The traces.py file not only contains the name of the traces, but also contains information about the initizalization frames, used for fast-forwarding, and stop frames.

You can modify the traces.py file to include your own applications, or create a custom my_traces.py module, specifying the names of the applications as well as the starting/init/ending frames. If you choose the latter one, make sure to include the following line on the run-generator.py and run-analyzer.py scripts

import my_traces as traces

High Level Model

python run-analyzer.py \
    --cluster local \
    --no-fast-forward \
    -o output_folder \
    --input-dir traces \
    -m base.json \
    -n 4 \
    --filter telemetry_reddit \
    --schedular fcfs \
    --pretend --sbatch
  • ./run-analyzer.py - GLTraceSim Analyzer launcher command
  • --cluster local - changes the configuration/environment variables depending on the machine.
  • --no-fast-forward -- runs the traces without fastforwarding any frame.
  • -o, --output-dir -- output directory for GLTraceSim own memory traces.
  • -i, --input-dir -- input directory for the memory traces.
  • -m base.json -- JSON file containing the cache configuration, including type of cache and parameters (size, associativity, etc)
  • -n 4 -- number of cores
  • --filter telemetry_reddit -- only runs the subset of benchmarks specified by filer. If no filter is specified, all the benchmarks specified in traces.py will be executed.
  • --schedular fcfs -- defines the scheduling policy for tiles (tasks) within a scene of a frame. Policies implemented with the release include FCFS, RANDOM and Z-scheduling. For more information about the definition of tiles, scenes and frames, scheduling, as well as their memory implications, please refer to [3].
  • --pretend -- Does not launch the jobs but prints a list of the jobs that are going to be launched.
  • --sbatch -- uses sbatch to launch parallel jobs (for SLURM)

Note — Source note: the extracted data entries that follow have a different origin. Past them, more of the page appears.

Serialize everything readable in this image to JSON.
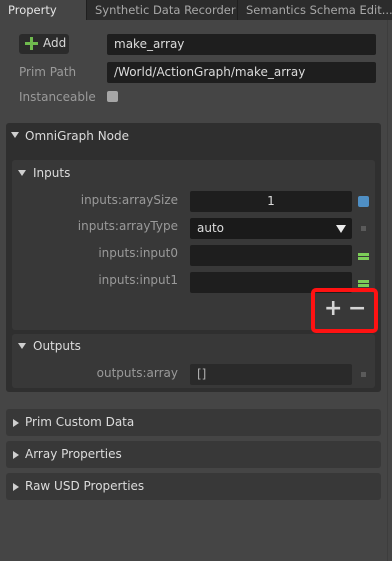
{
  "tabs": [
    {
      "label": "Property",
      "active": true
    },
    {
      "label": "Synthetic Data Recorder",
      "active": false
    },
    {
      "label": "Semantics Schema Edit...",
      "active": false
    }
  ],
  "header": {
    "add_label": "Add",
    "name_value": "make_array",
    "prim_path_label": "Prim Path",
    "prim_path_value": "/World/ActionGraph/make_array",
    "instanceable_label": "Instanceable"
  },
  "omnigraph": {
    "title": "OmniGraph Node",
    "inputs": {
      "title": "Inputs",
      "rows": [
        {
          "label": "inputs:arraySize",
          "value": "1"
        },
        {
          "label": "inputs:arrayType",
          "value": "auto"
        },
        {
          "label": "inputs:input0",
          "value": ""
        },
        {
          "label": "inputs:input1",
          "value": ""
        }
      ]
    },
    "outputs": {
      "title": "Outputs",
      "rows": [
        {
          "label": "outputs:array",
          "value": "[]"
        }
      ]
    },
    "add_symbol": "+",
    "remove_symbol": "−"
  },
  "collapsed_sections": [
    {
      "label": "Prim Custom Data"
    },
    {
      "label": "Array Properties"
    },
    {
      "label": "Raw USD Properties"
    }
  ],
  "colors": {
    "highlight": "#ff1212",
    "add_icon": "#6fba4e",
    "connect_icon": "#7ccd58",
    "array_size_icon": "#4f8fc4"
  }
}
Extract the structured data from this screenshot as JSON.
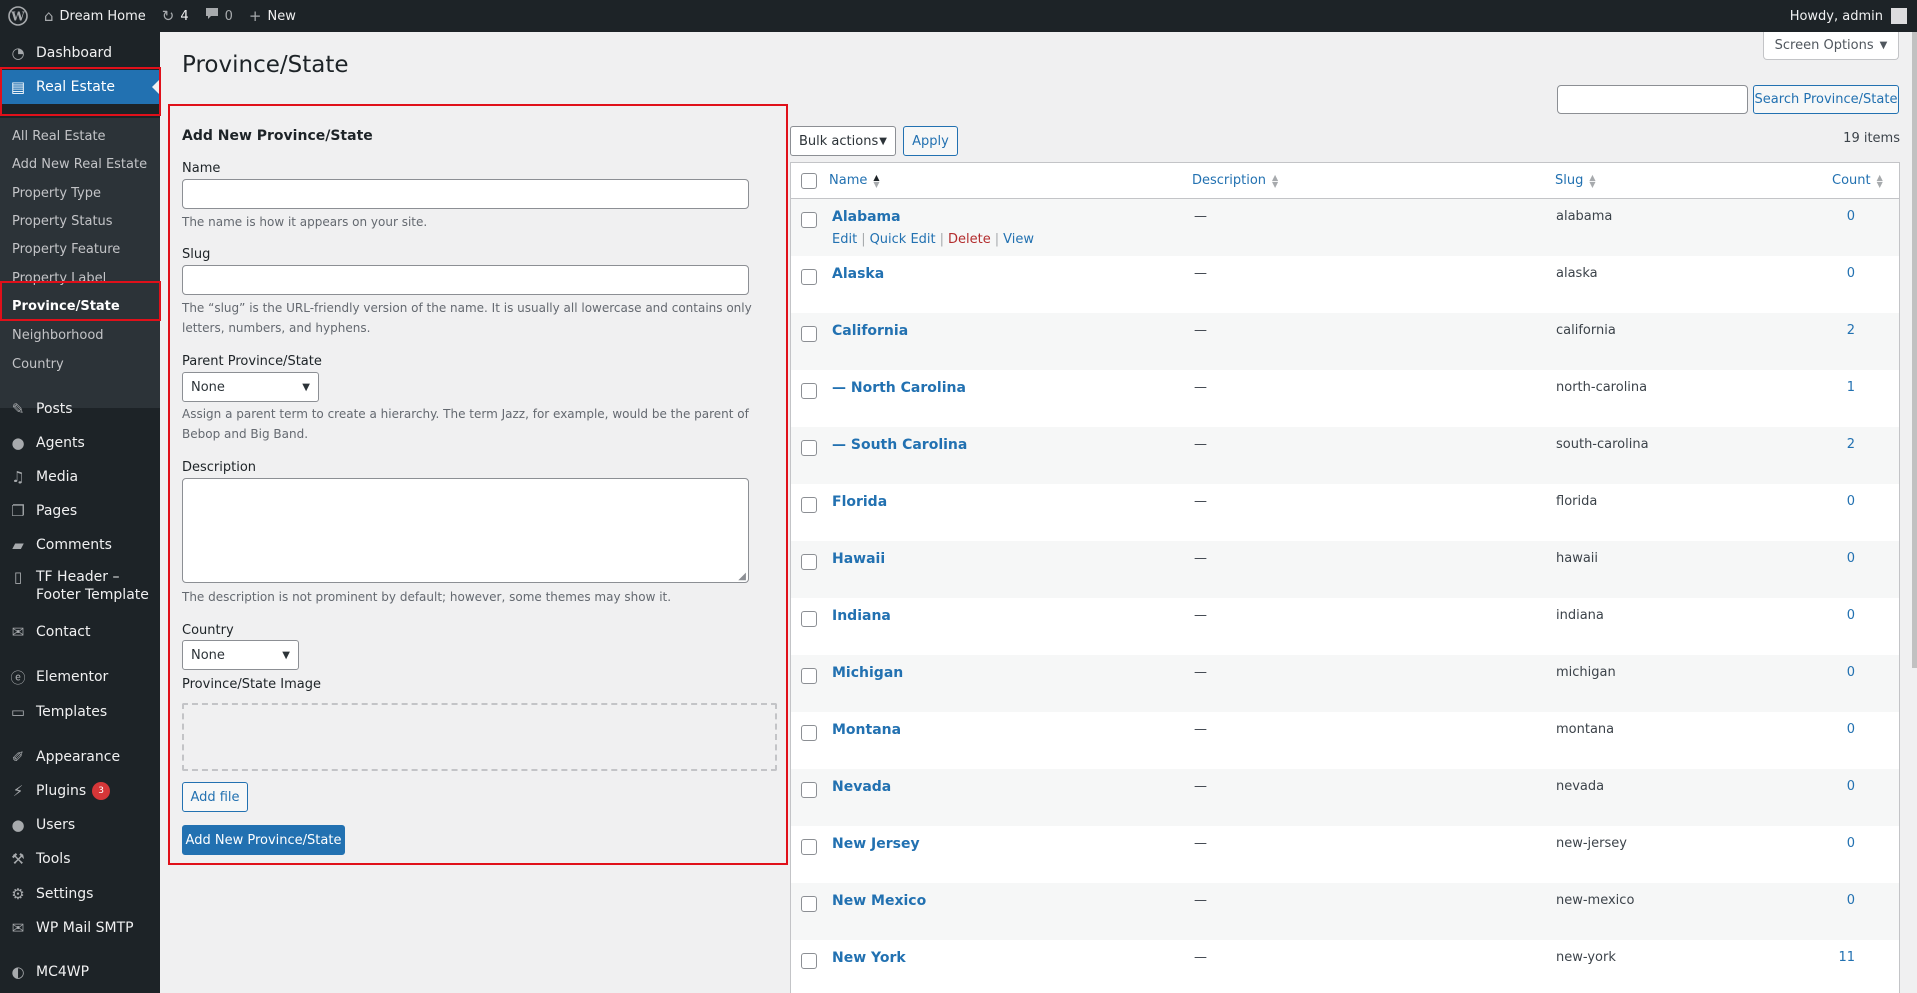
{
  "admin_bar": {
    "site_name": "Dream Home",
    "updates_count": "4",
    "comments_count": "0",
    "new_label": "New",
    "greeting": "Howdy, admin"
  },
  "sidebar": {
    "dashboard": "Dashboard",
    "real_estate": "Real Estate",
    "submenu": [
      "All Real Estate",
      "Add New Real Estate",
      "Property Type",
      "Property Status",
      "Property Feature",
      "Property Label",
      "Province/State",
      "Neighborhood",
      "Country"
    ],
    "posts": "Posts",
    "agents": "Agents",
    "media": "Media",
    "pages": "Pages",
    "comments": "Comments",
    "tf_header_1": "TF Header –",
    "tf_header_2": "Footer Template",
    "contact": "Contact",
    "elementor": "Elementor",
    "templates": "Templates",
    "appearance": "Appearance",
    "plugins": "Plugins",
    "plugins_badge": "3",
    "users": "Users",
    "tools": "Tools",
    "settings": "Settings",
    "wp_mail_smtp": "WP Mail SMTP",
    "mc4wp": "MC4WP"
  },
  "page": {
    "title": "Province/State",
    "screen_options": "Screen Options"
  },
  "form": {
    "heading": "Add New Province/State",
    "name_label": "Name",
    "name_help": "The name is how it appears on your site.",
    "slug_label": "Slug",
    "slug_help_1": "The “slug” is the URL-friendly version of the name. It is usually all lowercase and contains only",
    "slug_help_2": "letters, numbers, and hyphens.",
    "parent_label": "Parent Province/State",
    "parent_value": "None",
    "parent_help_1": "Assign a parent term to create a hierarchy. The term Jazz, for example, would be the parent of",
    "parent_help_2": "Bebop and Big Band.",
    "description_label": "Description",
    "description_help": "The description is not prominent by default; however, some themes may show it.",
    "country_label": "Country",
    "country_value": "None",
    "image_label": "Province/State Image",
    "add_file": "Add file",
    "submit": "Add New Province/State"
  },
  "list": {
    "search_button": "Search Province/State",
    "bulk_actions": "Bulk actions",
    "apply": "Apply",
    "items_count": "19 items",
    "headers": {
      "name": "Name",
      "description": "Description",
      "slug": "Slug",
      "count": "Count"
    },
    "row_actions": {
      "edit": "Edit",
      "quick_edit": "Quick Edit",
      "delete": "Delete",
      "view": "View"
    },
    "rows": [
      {
        "name": "Alabama",
        "description": "—",
        "slug": "alabama",
        "count": "0"
      },
      {
        "name": "Alaska",
        "description": "—",
        "slug": "alaska",
        "count": "0"
      },
      {
        "name": "California",
        "description": "—",
        "slug": "california",
        "count": "2"
      },
      {
        "name": "— North Carolina",
        "description": "—",
        "slug": "north-carolina",
        "count": "1"
      },
      {
        "name": "— South Carolina",
        "description": "—",
        "slug": "south-carolina",
        "count": "2"
      },
      {
        "name": "Florida",
        "description": "—",
        "slug": "florida",
        "count": "0"
      },
      {
        "name": "Hawaii",
        "description": "—",
        "slug": "hawaii",
        "count": "0"
      },
      {
        "name": "Indiana",
        "description": "—",
        "slug": "indiana",
        "count": "0"
      },
      {
        "name": "Michigan",
        "description": "—",
        "slug": "michigan",
        "count": "0"
      },
      {
        "name": "Montana",
        "description": "—",
        "slug": "montana",
        "count": "0"
      },
      {
        "name": "Nevada",
        "description": "—",
        "slug": "nevada",
        "count": "0"
      },
      {
        "name": "New Jersey",
        "description": "—",
        "slug": "new-jersey",
        "count": "0"
      },
      {
        "name": "New Mexico",
        "description": "—",
        "slug": "new-mexico",
        "count": "0"
      },
      {
        "name": "New York",
        "description": "—",
        "slug": "new-york",
        "count": "11"
      }
    ]
  }
}
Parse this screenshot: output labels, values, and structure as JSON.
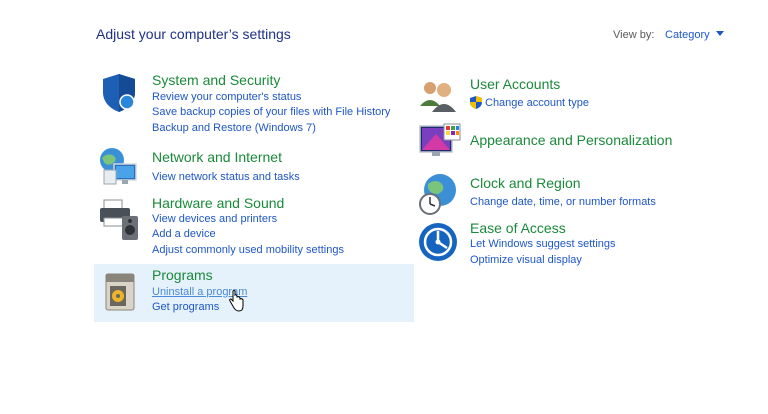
{
  "header": {
    "title": "Adjust your computer’s settings",
    "view_by_label": "View by:",
    "view_by_value": "Category"
  },
  "left": [
    {
      "title": "System and Security",
      "icon": "shield-icon",
      "links": [
        "Review your computer's status",
        "Save backup copies of your files with File History",
        "Backup and Restore (Windows 7)"
      ]
    },
    {
      "title": "Network and Internet",
      "icon": "network-globe-icon",
      "links": [
        "View network status and tasks"
      ]
    },
    {
      "title": "Hardware and Sound",
      "icon": "printer-speaker-icon",
      "links": [
        "View devices and printers",
        "Add a device",
        "Adjust commonly used mobility settings"
      ]
    },
    {
      "title": "Programs",
      "icon": "programs-icon",
      "links": [
        "Uninstall a program",
        "Get programs"
      ]
    }
  ],
  "right": [
    {
      "title": "User Accounts",
      "icon": "users-icon",
      "links": [
        "Change account type"
      ]
    },
    {
      "title": "Appearance and Personalization",
      "icon": "monitor-palette-icon",
      "links": []
    },
    {
      "title": "Clock and Region",
      "icon": "clock-globe-icon",
      "links": [
        "Change date, time, or number formats"
      ]
    },
    {
      "title": "Ease of Access",
      "icon": "ease-of-access-icon",
      "links": [
        "Let Windows suggest settings",
        "Optimize visual display"
      ]
    }
  ]
}
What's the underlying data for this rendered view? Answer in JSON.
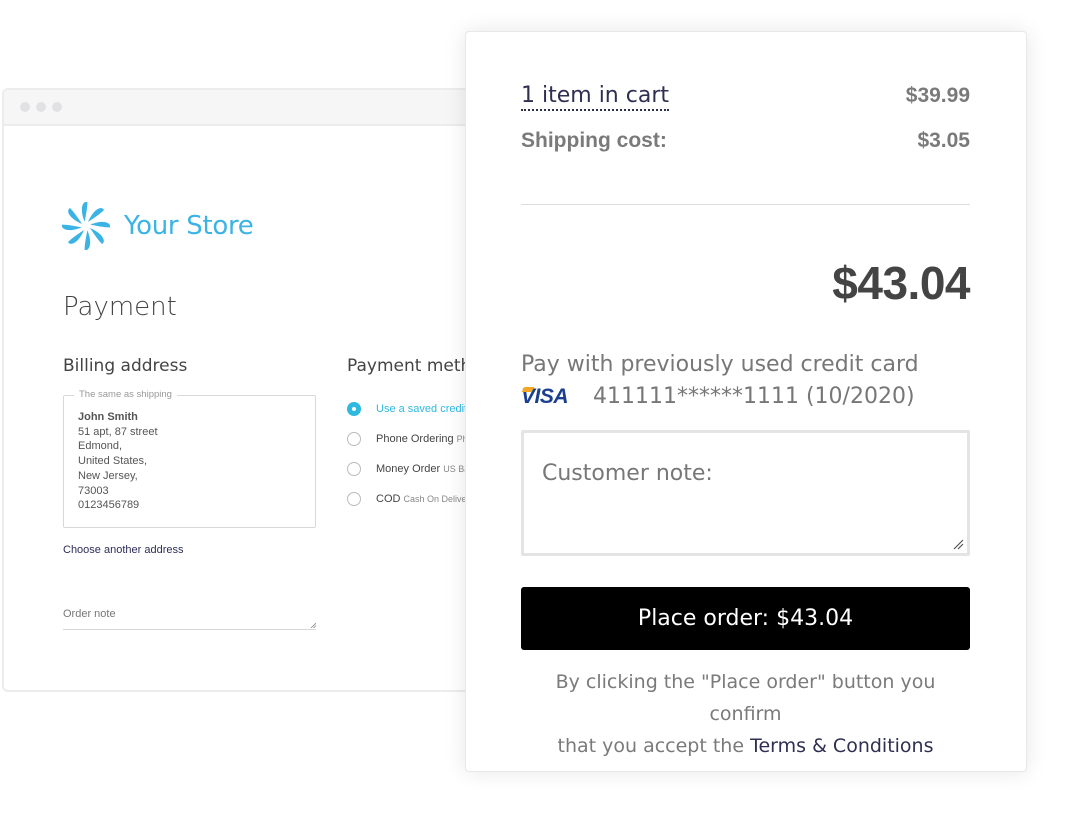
{
  "store": {
    "name": "Your Store",
    "logo_icon": "pinwheel-logo-icon",
    "brand_color": "#3bb4e5"
  },
  "back_page": {
    "title": "Payment",
    "billing": {
      "title": "Billing address",
      "legend": "The same as shipping",
      "name": "John Smith",
      "lines": [
        "51 apt, 87 street",
        "Edmond,",
        "United States,",
        "New Jersey,",
        "73003",
        "0123456789"
      ],
      "choose_link": "Choose another address",
      "order_note_placeholder": "Order note"
    },
    "payment_method": {
      "title": "Payment meth",
      "options": [
        {
          "label": "Use a saved credit",
          "sub": "",
          "checked": true
        },
        {
          "label": "Phone Ordering",
          "sub": "Ph",
          "checked": false
        },
        {
          "label": "Money Order",
          "sub": "US Ba",
          "checked": false
        },
        {
          "label": "COD",
          "sub": "Cash On Deliver",
          "checked": false
        }
      ]
    }
  },
  "summary": {
    "cart_link": "1 item in cart",
    "cart_price": "$39.99",
    "shipping_label": "Shipping cost:",
    "shipping_price": "$3.05",
    "total": "$43.04",
    "pay_with_label": "Pay with previously used credit card",
    "card_brand": "VISA",
    "card_number": "411111******1111 (10/2020)",
    "customer_note_placeholder": "Customer note:",
    "place_order_label": "Place order: $43.04",
    "terms_text_1": "By clicking the \"Place order\" button you confirm",
    "terms_text_2": "that you accept the ",
    "terms_link": "Terms & Conditions"
  }
}
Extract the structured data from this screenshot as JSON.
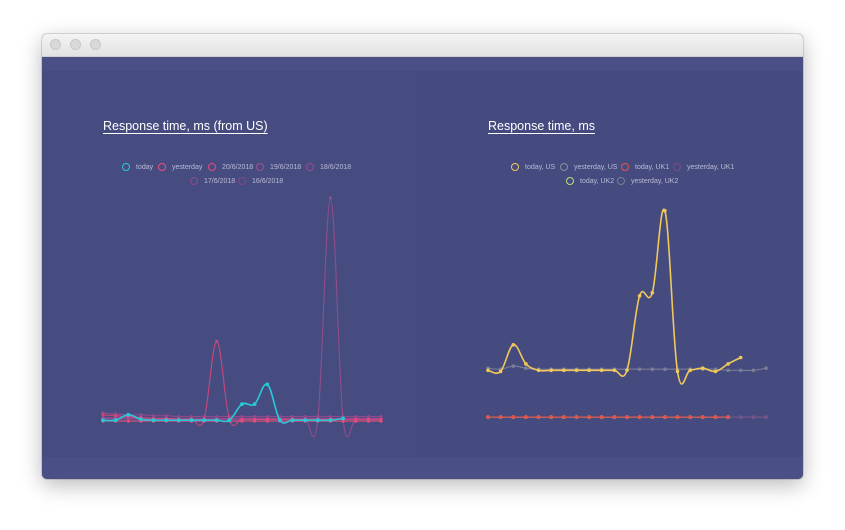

Publications using GLTraceSim

If you use GLTraceSim for your research, please cite [1] and [3].

2018

3 -- Behind The Scenes: Memory Analysis of Graphical Workloads on Tile-Based GPUs. Germán Ceballos, Andreas Sembrant, Trevor E. Carlson, and David Black-Schaffer. In IEEE International Symposium on Performance Analysis of Systems and Software (ISPASS'18).

2017

2 - Analyzing Graphical Workloads on Tile-Based GPUs. Germán Ceballos, Andreas Sembrant, Trevor E. Carlson, and David Black-Schaffer. In IEEE International Symposium on Workload Characterization (IISWC'17).

1 - A Graphics Tracing Framework for Exploring CPU+GPU Memory Systems. Andreas Sembrant, Trevor E. Carlson, Erik Hagersten and David Black-Schaffer. In IEEE International Symposium on Workload Characterization (IISWC'17).